Shulamith (Shulie) Firestone was a feminist theorist known for her book The Dialectic of Sex: The Case for Feminist Revolution, published when she was only 25 years old.

Born in Canada in 1945 to an Orthodox Jewish family, Shulamith Firestone moved to the United States as a child and graduated from the Art Institute of Chicago. She was the subject of a short 1967 documentary called Shulie, part of a series of films made by Chicago art students. The film followed a typical day in her life with scenes of commuting, working, and making art. Although never released, the film was revisited in a shot-by-shot simulacrum remake in 1997, also called Shulie. The original scenes were faithfully recreated but she was played by an actress.

Feminist Groups

Shulamith Firestone helped create several radical feminist groups. With Jo Freeman she started The Westside Group, an early consciousness-raising group in Chicago. In 1967, Firestone was one of the founding members of New York Radical Women. When NYRW split into factions amid disagreement about what direction the group should take, she launched Redstockings with Ellen Willis.

The members of Redstockings rejected the existing political left. They accused other feminist groups of still being part of a society that oppressed women. Redstockings drew attention when its members disrupted a 1970 abortion hearing in New York City at which the scheduled speakers were a dozen men and a nun. Redstockings later held its own hearing, allowing women to testify about abortion.

Shulamith Firestone’s Published Works

In her 1968 essay “The Women’s Rights Movement in the U.S.A: New View,” Shulamith Firestone asserted that women’s rights movements have always been radical, and have always been strongly opposed and stamped out.  She pointed out that it was extremely difficult for 19th-century women to take on the church, the entrenched law of white male power, and the “traditional” family structure that ably served the industrial revolution. Portraying suffragists as old ladies gently persuading men to allow them to vote was an effort to minimize both the women’s struggle and the oppression against which they fought. Firestone insisted the same thing was happening to 20th-century feminists.

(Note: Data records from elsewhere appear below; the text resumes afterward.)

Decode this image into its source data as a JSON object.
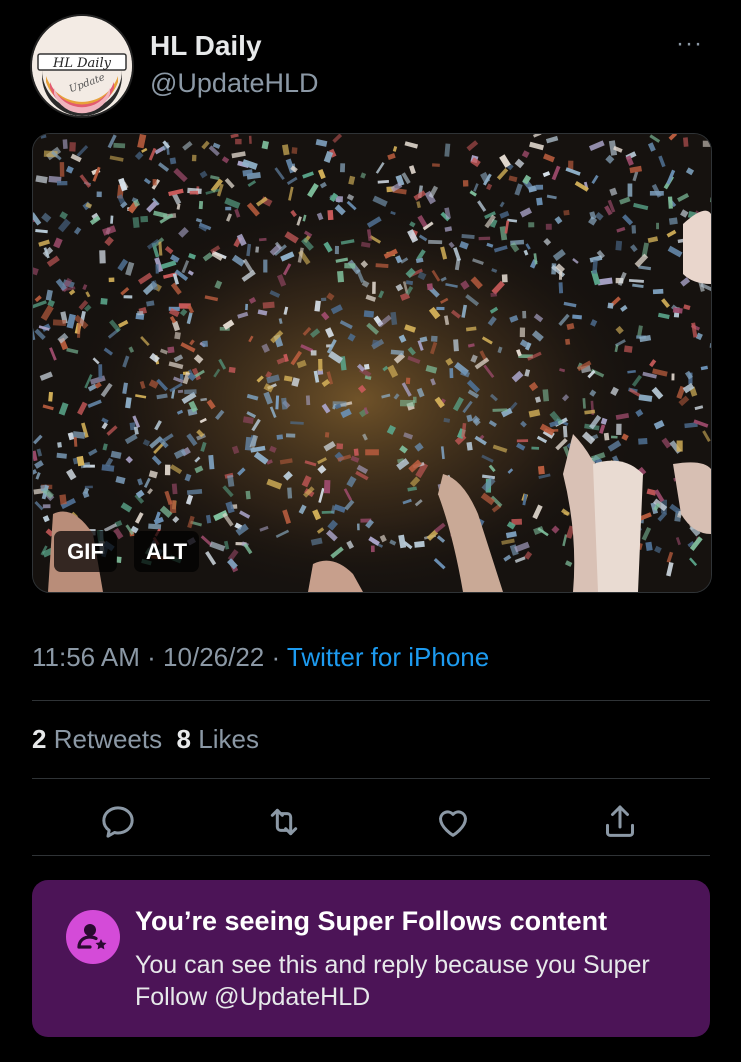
{
  "tweet": {
    "author_name": "HL Daily",
    "author_handle": "@UpdateHLD",
    "more_label": "···",
    "avatar_text": "HL Daily",
    "avatar_subtext": "Update",
    "media": {
      "gif_badge": "GIF",
      "alt_badge": "ALT"
    },
    "time": "11:56 AM",
    "date": "10/26/22",
    "separator": " · ",
    "source": "Twitter for iPhone",
    "retweets_count": "2",
    "retweets_label": "Retweets",
    "likes_count": "8",
    "likes_label": "Likes"
  },
  "actions": {
    "icons": [
      "reply-icon",
      "retweet-icon",
      "like-icon",
      "share-icon"
    ]
  },
  "super_follows": {
    "title": "You’re seeing Super Follows content",
    "body": "You can see this and reply because you Super Follow @UpdateHLD"
  },
  "colors": {
    "background": "#000000",
    "accent_blue": "#1d9bf0",
    "secondary_text": "#8b98a5",
    "super_follows_bg": "#4c1457",
    "super_follows_icon": "#d44bd8"
  }
}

Shulamith Firestone’s best-known work is the 1970 book The Dialectic of Sex: The Case for Feminist Revolution. In it, Firestone says that a culture of sex discrimination can be traced back to the biological structure of life itself. She claims that society may have evolved to a point with advanced reproductive technology where women could be liberated from “barbaric” pregnancy and painful childbirth. By eliminating this fundamental difference between the sexes, sex discrimination could finally be eliminated.

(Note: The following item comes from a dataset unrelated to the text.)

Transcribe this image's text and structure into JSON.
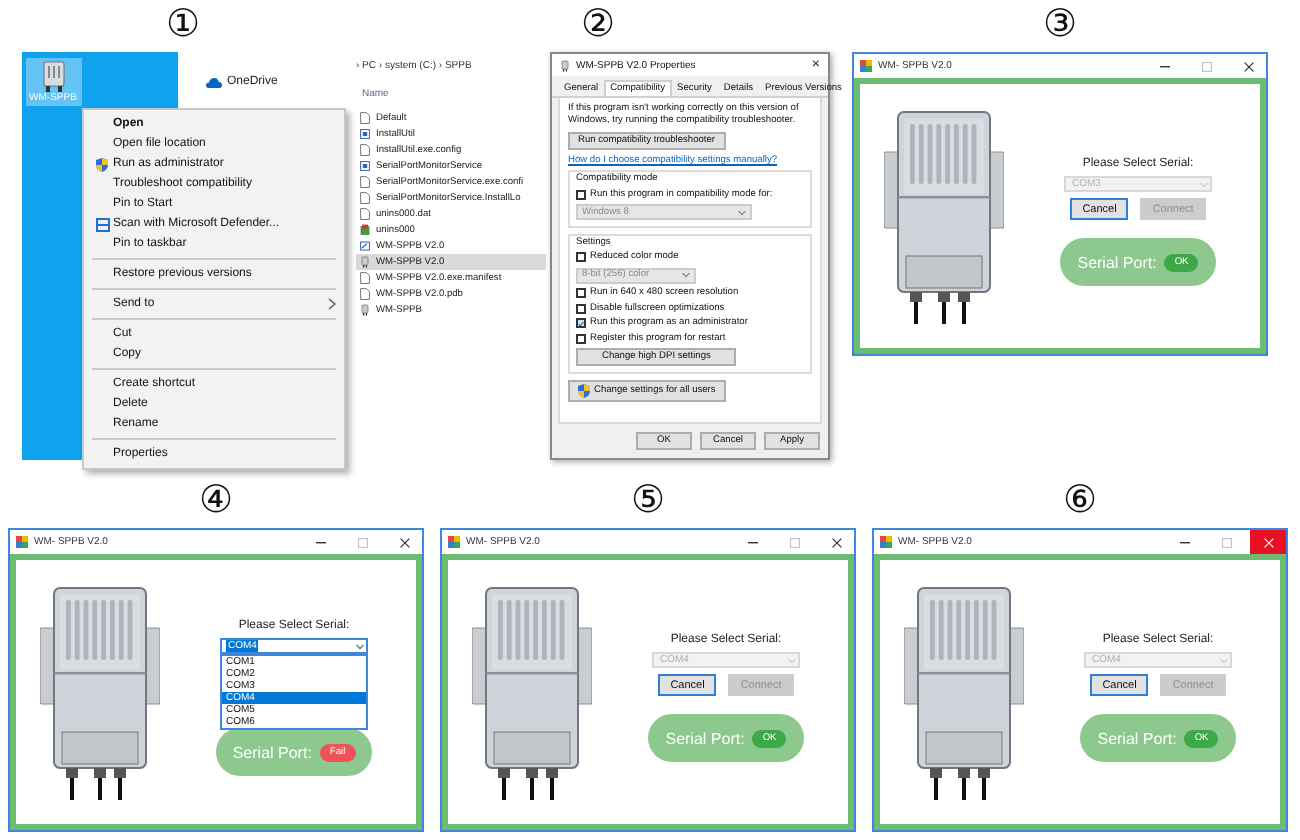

The book became an influential text of feminist theory and is often remembered for the notion that women could seize the means of reproduction.  Kathleen Hanna and Naomi Wolf, among others, have noted the book’s importance as a part of feminist theory.  

Shulamith Firestone disappeared from the public eye after the early 1970s. After struggling with mental illness, in 1998 she published Airless Spaces, a collection of short stories about characters in New York City who drift in and out of mental hospitals. The Dialectic of Sex was reissued in a new edition in 2003.

On August 28, 2012, Shulamith Firestone was found dead in her apartment in New York City.